Commentary by Producer Craig Zadan and Writer Dean Pitchford
Footloose endured 22 drafts of the screenplay, a change of studio, a change of director, another change of director... The first ten minutes of this commentary is a fascinating look at the politics and blood, sweat and tears that go into producing a simple, low budget film.
The two talk constantly about the experience of the cast and crew, the jeopardy that the production was constantly facing, etc. Occasionally, they talk about the action on the screen, but in the 15 or so minutes that I sampled, this commentary was not exactly pertinent to the action on-screen.
Still, its an interesting look at the studio system of the 1980’s.
Writer Dean Pitchford does take some time to talk about story construction, and filling in the blanks with music.
If you are a fan of this film, this commentary is highly recommended.
Two-part Documentary: Footloose: A Modern Musical
(Approximately 30 minutes, total)
In Part 1, Craig Zadan and Dean Pitchford talk about how Footloose came about... how the story was thought up, written, and the process of getting the film off the ground. Townspeople from the town that inspired Footloose talk about the real case of their town and the prohibition of dancing, and how the law was taken off the books to allow a Senior Prom.
There is a great deal of discussion on the casting of Kevin Bacon as “Ren.” Christopher Penn was cast, and the part was rewritten for him. John Lithgow talks about the difficulty of playing his role without going over the top. I’ve always thought Lithgow’s performance rang very true. Lori Singer talks about understanding her character as soon as she read the part.

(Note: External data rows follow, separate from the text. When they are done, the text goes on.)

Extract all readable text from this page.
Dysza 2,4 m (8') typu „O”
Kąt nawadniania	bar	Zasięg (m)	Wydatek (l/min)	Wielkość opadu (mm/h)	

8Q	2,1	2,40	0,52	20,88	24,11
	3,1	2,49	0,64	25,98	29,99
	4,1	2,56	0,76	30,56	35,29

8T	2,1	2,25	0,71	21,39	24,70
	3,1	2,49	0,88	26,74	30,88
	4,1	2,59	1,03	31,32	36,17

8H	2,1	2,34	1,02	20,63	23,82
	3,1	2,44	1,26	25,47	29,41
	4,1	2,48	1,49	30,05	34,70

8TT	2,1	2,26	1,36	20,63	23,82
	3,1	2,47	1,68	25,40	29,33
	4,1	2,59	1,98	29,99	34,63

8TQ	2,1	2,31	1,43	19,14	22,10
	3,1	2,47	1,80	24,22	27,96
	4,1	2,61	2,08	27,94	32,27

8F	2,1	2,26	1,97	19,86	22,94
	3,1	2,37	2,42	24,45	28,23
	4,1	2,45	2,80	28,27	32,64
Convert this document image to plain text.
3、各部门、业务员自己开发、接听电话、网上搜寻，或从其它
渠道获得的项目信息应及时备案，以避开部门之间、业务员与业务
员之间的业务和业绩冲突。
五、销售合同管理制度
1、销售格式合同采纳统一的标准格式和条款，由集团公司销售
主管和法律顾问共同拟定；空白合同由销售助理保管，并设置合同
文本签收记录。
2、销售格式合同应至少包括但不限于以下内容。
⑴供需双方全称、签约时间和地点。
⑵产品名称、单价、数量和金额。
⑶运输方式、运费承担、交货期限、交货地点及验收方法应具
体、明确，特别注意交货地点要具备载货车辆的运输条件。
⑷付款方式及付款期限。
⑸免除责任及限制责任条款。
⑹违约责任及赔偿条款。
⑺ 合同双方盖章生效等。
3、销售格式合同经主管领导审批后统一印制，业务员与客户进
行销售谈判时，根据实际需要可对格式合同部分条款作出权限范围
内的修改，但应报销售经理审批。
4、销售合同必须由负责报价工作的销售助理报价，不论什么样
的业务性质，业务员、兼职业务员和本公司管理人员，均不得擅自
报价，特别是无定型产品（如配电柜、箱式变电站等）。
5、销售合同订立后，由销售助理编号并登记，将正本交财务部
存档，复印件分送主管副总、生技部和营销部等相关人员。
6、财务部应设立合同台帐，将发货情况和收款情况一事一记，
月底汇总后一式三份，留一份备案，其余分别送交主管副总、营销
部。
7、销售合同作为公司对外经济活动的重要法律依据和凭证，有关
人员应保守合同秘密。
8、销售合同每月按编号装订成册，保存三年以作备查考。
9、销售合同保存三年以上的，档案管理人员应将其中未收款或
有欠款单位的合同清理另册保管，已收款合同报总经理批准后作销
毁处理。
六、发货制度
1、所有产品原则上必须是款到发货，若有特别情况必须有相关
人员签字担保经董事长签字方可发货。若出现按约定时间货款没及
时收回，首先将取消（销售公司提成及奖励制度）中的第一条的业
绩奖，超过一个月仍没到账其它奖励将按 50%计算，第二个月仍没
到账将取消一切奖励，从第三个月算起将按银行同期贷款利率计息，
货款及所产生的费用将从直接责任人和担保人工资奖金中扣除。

Part 2 covers rehearsals and choreography for the film. Christopher Penn talks about almost backing out of the film due to his fear of dancing. The choreographer took extra steps to work with the actors to discover their experience and strength, since none of them were dancers.
Kevin Bacon, Christopher Penn, John Lithgow and Lori Singer talk about their experience with the film, and how it affected their lives and careers.
This featurette takes a laid-back approach, and does a good job examining the evolution of Footloose.
Featurette: Footloose: Songs That Tell a Story
Footloose was groundbreaking in its cross-platform approach. The album boosted the movie ticket sales, which boosted album sales... In the days before MTV was a big thing, this was an innovative approach to filmmaking.
Included are comments from Zadan, Pitchford, Kenny Loggins, Sammy Hagar, Mike Reno and others.
This is an interesting examination of making a different, modern musical - and the blending of the music, lyrics, dialog and visuals in a nontraditional format.
This Special Collector’s Edition is a mixed bag. A lackluster video transfer of an old looking print combine with a good 5.1 mix of a rousing score. Add in a good commentary by Zadan and Pitchford, another okay commentary with Kevin Bacon, and about 45 minutes of documentary - plus the theatrical trailer, and I still have a hard time recommending this DVD.
The extras are nice enough, and the soundtrack sounds great. If you’ve seen the previous DVD release, I think you’ll know what to expect with the video quality on this one, since it is apparently the same.
I would say if you’re a fan of the film, but didn’t buy the last release, then buy this one. I doubt that Paramount will revisit this title again in the foreseeable future. If you own the previous release, you’ll be double-dipping on the same video quality. If you want an upgrade in sound or you’re itching for the commentaries and featurettes, then go for it... just don’t expect any improvement in the video department.